Anti-ESG Funds Reject ESG Shareholder Proposals
Strive’s ETF lineup comprises the Voters category of anti-ESG funds. These funds track traditional broad market indexes and promise to generally oppose environmentally or socially motivated shareholder proposals. The annual proxy season concludes at the end of June, and Strive’s funds only launched in August 2022, so we don’t yet have a full season’s worth of voting records to evaluate. However, early indicators show that Strive’s policy is playing out as promised.
So far, Strive voted against all 11 of the key ESG shareholder resolutions that we have identified at S&P 100 companies so far in 2023. These resolutions related to issues such as working conditions, pay equity, lobbying activities, and the freedom to unionise.
Intentionally or not, Strive’s approach seems to serve as an anti-ESG foil to that of Engine No. 1, which attracted significant attention when it successfully campaigned to replace three members of Exxon’s board with directors more focused on climate change in 2021. Both firms aim to vote for resolutions that help managers more effectively run their companies, but they take different stances on how helpful environmental and social measures are.
We evaluated a list of 44 ESG-related resolutions put forward at large US companies in 2023, and Strive and Engine No. 1 opposed one another in 80% of cases. Engine No. 1 voted in support of all 11 key ESG resolutions mentioned above, as well as some resolutions that received lower levels of overall support (including one that requested additional reporting on gender/racial pay gaps at Amazon.com AMZN).
Strive and Engine No. 1 made the same decision on nine of the 44 resolutions. These resolutions were put forward at Chevron CVX, Exxon Mobil XOM, and Meta Platforms META, and topics ranged from setting scope 3 greenhouse gas emissions reductions targets to reporting on community impact from plant closures or energy transitions.
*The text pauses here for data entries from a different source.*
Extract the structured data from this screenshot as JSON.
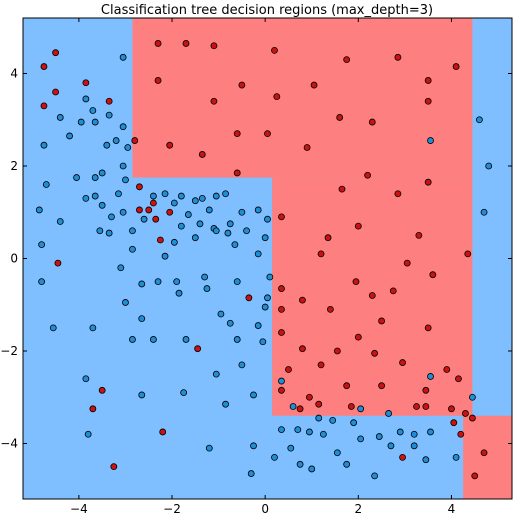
{
  "chart_data": {
    "type": "scatter",
    "title": "Classification tree decision regions (max_depth=3)",
    "xlabel": "",
    "ylabel": "",
    "xlim": [
      -5.2,
      5.3
    ],
    "ylim": [
      -5.2,
      5.2
    ],
    "xticks": [
      -4,
      -2,
      0,
      2,
      4
    ],
    "xtick_labels": [
      "−4",
      "−2",
      "0",
      "2",
      "4"
    ],
    "yticks": [
      -4,
      -2,
      0,
      2,
      4
    ],
    "ytick_labels": [
      "−4",
      "−2",
      "0",
      "2",
      "4"
    ],
    "grid": false,
    "colors": {
      "region_red": "#fe7f7f",
      "region_blue": "#7fbfff",
      "point_red": "#cc1111",
      "point_blue": "#1e8fd6",
      "point_edge": "#000000"
    },
    "regions": [
      {
        "class": "blue",
        "x": [
          -5.2,
          5.3
        ],
        "y": [
          -5.2,
          5.2
        ]
      },
      {
        "class": "red",
        "x": [
          -2.85,
          4.45
        ],
        "y": [
          1.75,
          5.2
        ]
      },
      {
        "class": "red",
        "x": [
          0.15,
          4.45
        ],
        "y": [
          -3.4,
          1.75
        ]
      },
      {
        "class": "red",
        "x": [
          4.25,
          5.3
        ],
        "y": [
          -5.2,
          -3.4
        ]
      }
    ],
    "series": [
      {
        "class": "red",
        "points": [
          [
            -2.3,
            4.65
          ],
          [
            -1.7,
            4.65
          ],
          [
            -1.1,
            4.6
          ],
          [
            0.2,
            4.5
          ],
          [
            -4.5,
            4.45
          ],
          [
            -4.75,
            4.15
          ],
          [
            -2.3,
            3.85
          ],
          [
            -0.5,
            3.75
          ],
          [
            1.05,
            3.75
          ],
          [
            1.75,
            4.3
          ],
          [
            2.85,
            4.35
          ],
          [
            4.1,
            4.15
          ],
          [
            -3.85,
            3.8
          ],
          [
            -3.35,
            3.4
          ],
          [
            -1.1,
            3.4
          ],
          [
            0.25,
            3.5
          ],
          [
            3.5,
            3.85
          ],
          [
            -4.75,
            3.3
          ],
          [
            -4.5,
            3.6
          ],
          [
            1.6,
            3.05
          ],
          [
            2.3,
            2.95
          ],
          [
            3.5,
            3.4
          ],
          [
            -0.6,
            2.7
          ],
          [
            0.05,
            2.7
          ],
          [
            -2.05,
            2.45
          ],
          [
            -2.8,
            2.55
          ],
          [
            -1.35,
            2.25
          ],
          [
            0.9,
            2.4
          ],
          [
            -0.6,
            1.85
          ],
          [
            2.2,
            1.8
          ],
          [
            1.65,
            1.5
          ],
          [
            2.85,
            1.4
          ],
          [
            3.5,
            1.65
          ],
          [
            -2.7,
            1.55
          ],
          [
            -2.4,
            1.2
          ],
          [
            -2.05,
            1.0
          ],
          [
            -2.5,
            1.05
          ],
          [
            -2.7,
            1.05
          ],
          [
            -2.35,
            0.85
          ],
          [
            -2.25,
            0.4
          ],
          [
            0.35,
            0.9
          ],
          [
            2.0,
            0.7
          ],
          [
            1.35,
            0.45
          ],
          [
            3.3,
            0.5
          ],
          [
            -4.45,
            -0.1
          ],
          [
            1.2,
            0.1
          ],
          [
            1.95,
            -0.5
          ],
          [
            2.3,
            -0.8
          ],
          [
            2.75,
            -0.7
          ],
          [
            3.05,
            -0.1
          ],
          [
            3.6,
            -0.35
          ],
          [
            4.35,
            0.1
          ],
          [
            0.35,
            -0.65
          ],
          [
            0.8,
            -0.9
          ],
          [
            -0.35,
            -0.85
          ],
          [
            0.35,
            -1.1
          ],
          [
            1.4,
            -1.1
          ],
          [
            2.5,
            -1.35
          ],
          [
            3.5,
            -1.5
          ],
          [
            0.35,
            -1.6
          ],
          [
            2.0,
            -1.7
          ],
          [
            -1.45,
            -1.95
          ],
          [
            0.8,
            -1.95
          ],
          [
            1.55,
            -2.0
          ],
          [
            2.35,
            -2.05
          ],
          [
            0.5,
            -2.4
          ],
          [
            1.2,
            -2.3
          ],
          [
            2.95,
            -2.25
          ],
          [
            3.9,
            -2.4
          ],
          [
            1.75,
            -2.75
          ],
          [
            2.5,
            -2.75
          ],
          [
            3.45,
            -2.85
          ],
          [
            0.35,
            -2.85
          ],
          [
            0.95,
            -3.0
          ],
          [
            1.15,
            -3.15
          ],
          [
            -3.5,
            -2.85
          ],
          [
            4.15,
            -2.6
          ],
          [
            0.75,
            -3.25
          ],
          [
            1.85,
            -3.2
          ],
          [
            3.25,
            -3.2
          ],
          [
            3.45,
            -3.2
          ],
          [
            4.0,
            -3.25
          ],
          [
            4.3,
            -3.35
          ],
          [
            -3.7,
            -3.25
          ],
          [
            -2.2,
            -3.75
          ],
          [
            4.05,
            -3.55
          ],
          [
            4.2,
            -3.8
          ],
          [
            4.45,
            -3.45
          ],
          [
            2.95,
            -4.3
          ],
          [
            -3.25,
            -4.5
          ],
          [
            4.5,
            -4.7
          ],
          [
            4.7,
            -4.2
          ]
        ]
      },
      {
        "class": "blue",
        "points": [
          [
            -3.05,
            4.35
          ],
          [
            -3.85,
            3.45
          ],
          [
            -3.7,
            3.2
          ],
          [
            -3.35,
            3.1
          ],
          [
            -4.4,
            3.05
          ],
          [
            -3.95,
            2.95
          ],
          [
            -3.65,
            2.95
          ],
          [
            -3.05,
            2.85
          ],
          [
            -4.2,
            2.65
          ],
          [
            -3.2,
            2.55
          ],
          [
            -2.95,
            2.4
          ],
          [
            -3.4,
            2.45
          ],
          [
            -4.75,
            2.45
          ],
          [
            -3.05,
            2.0
          ],
          [
            -3.5,
            1.85
          ],
          [
            -3.65,
            1.75
          ],
          [
            -4.05,
            1.75
          ],
          [
            -4.7,
            1.6
          ],
          [
            -3.0,
            1.7
          ],
          [
            -3.15,
            1.4
          ],
          [
            -3.65,
            1.35
          ],
          [
            -3.85,
            1.3
          ],
          [
            -3.5,
            1.15
          ],
          [
            -3.05,
            1.0
          ],
          [
            -3.3,
            0.9
          ],
          [
            -4.85,
            1.05
          ],
          [
            -4.4,
            0.8
          ],
          [
            -3.55,
            0.6
          ],
          [
            -3.35,
            0.55
          ],
          [
            -2.85,
            0.6
          ],
          [
            -2.6,
            0.85
          ],
          [
            -2.4,
            1.35
          ],
          [
            -2.15,
            1.4
          ],
          [
            -1.95,
            1.2
          ],
          [
            -1.8,
            1.35
          ],
          [
            -1.5,
            1.25
          ],
          [
            -1.35,
            1.3
          ],
          [
            -1.2,
            1.05
          ],
          [
            -1.05,
            1.35
          ],
          [
            -0.85,
            1.4
          ],
          [
            -1.65,
            0.95
          ],
          [
            -1.4,
            0.75
          ],
          [
            -1.1,
            0.65
          ],
          [
            -0.75,
            0.75
          ],
          [
            -0.5,
            1.0
          ],
          [
            -0.15,
            1.05
          ],
          [
            0.05,
            0.85
          ],
          [
            0.0,
            0.45
          ],
          [
            -0.4,
            0.6
          ],
          [
            -0.8,
            0.55
          ],
          [
            -1.05,
            0.6
          ],
          [
            -1.5,
            0.45
          ],
          [
            -1.8,
            0.7
          ],
          [
            -1.95,
            0.35
          ],
          [
            -2.85,
            0.2
          ],
          [
            -2.15,
            0.05
          ],
          [
            -4.8,
            0.3
          ],
          [
            -4.8,
            -0.5
          ],
          [
            -3.1,
            -0.2
          ],
          [
            -0.65,
            0.3
          ],
          [
            -0.15,
            0.1
          ],
          [
            -1.3,
            -0.4
          ],
          [
            -2.65,
            -0.55
          ],
          [
            -2.3,
            -0.5
          ],
          [
            -1.9,
            -0.5
          ],
          [
            -1.25,
            -0.65
          ],
          [
            -0.6,
            -0.5
          ],
          [
            0.1,
            -0.4
          ],
          [
            -1.85,
            -0.75
          ],
          [
            -3.0,
            -0.95
          ],
          [
            0.05,
            -0.85
          ],
          [
            -2.65,
            -1.3
          ],
          [
            -0.95,
            -1.2
          ],
          [
            0.0,
            -1.05
          ],
          [
            -4.55,
            -1.5
          ],
          [
            -3.7,
            -1.5
          ],
          [
            -0.75,
            -1.4
          ],
          [
            -0.15,
            -1.45
          ],
          [
            -0.6,
            -1.75
          ],
          [
            -2.85,
            -1.75
          ],
          [
            -2.4,
            -1.75
          ],
          [
            -1.7,
            -1.75
          ],
          [
            -0.05,
            -1.8
          ],
          [
            -0.5,
            -2.3
          ],
          [
            -1.05,
            -2.5
          ],
          [
            -3.85,
            -2.6
          ],
          [
            -1.75,
            -2.9
          ],
          [
            -0.25,
            -2.95
          ],
          [
            0.35,
            -2.65
          ],
          [
            -2.65,
            -2.95
          ],
          [
            -0.85,
            -3.15
          ],
          [
            0.6,
            -3.2
          ],
          [
            0.35,
            -3.7
          ],
          [
            1.15,
            -3.45
          ],
          [
            1.45,
            -3.5
          ],
          [
            1.9,
            -3.55
          ],
          [
            2.05,
            -3.25
          ],
          [
            2.65,
            -3.35
          ],
          [
            0.95,
            -3.75
          ],
          [
            0.7,
            -3.7
          ],
          [
            1.25,
            -3.8
          ],
          [
            2.05,
            -3.9
          ],
          [
            2.45,
            -3.85
          ],
          [
            2.9,
            -3.75
          ],
          [
            3.55,
            -3.75
          ],
          [
            3.2,
            -3.8
          ],
          [
            -3.8,
            -3.8
          ],
          [
            -1.2,
            -4.1
          ],
          [
            0.55,
            -4.1
          ],
          [
            1.55,
            -4.2
          ],
          [
            2.7,
            -4.05
          ],
          [
            3.2,
            -4.05
          ],
          [
            4.1,
            -4.3
          ],
          [
            0.2,
            -4.3
          ],
          [
            0.75,
            -4.45
          ],
          [
            1.0,
            -4.55
          ],
          [
            1.75,
            -4.45
          ],
          [
            2.35,
            -4.7
          ],
          [
            3.45,
            -4.35
          ],
          [
            -0.25,
            -4.05
          ],
          [
            -0.3,
            -4.65
          ],
          [
            3.55,
            -2.55
          ],
          [
            4.45,
            -3.0
          ],
          [
            4.7,
            1.0
          ],
          [
            4.8,
            2.0
          ],
          [
            4.6,
            3.0
          ],
          [
            3.55,
            2.55
          ]
        ]
      }
    ]
  }
}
In each of these cases, the company board recommended a vote against the proposal, and Strive and Engine No. 1 agreed. We can't say for certain why Strive and Engine No. 1 made the same decision on these proposals. It may be that the resolutions themselves were too prescriptive to receive significant shareholder support; those statistics are not yet available.
One thing is clear: Anti-ESG investing is not a monolith.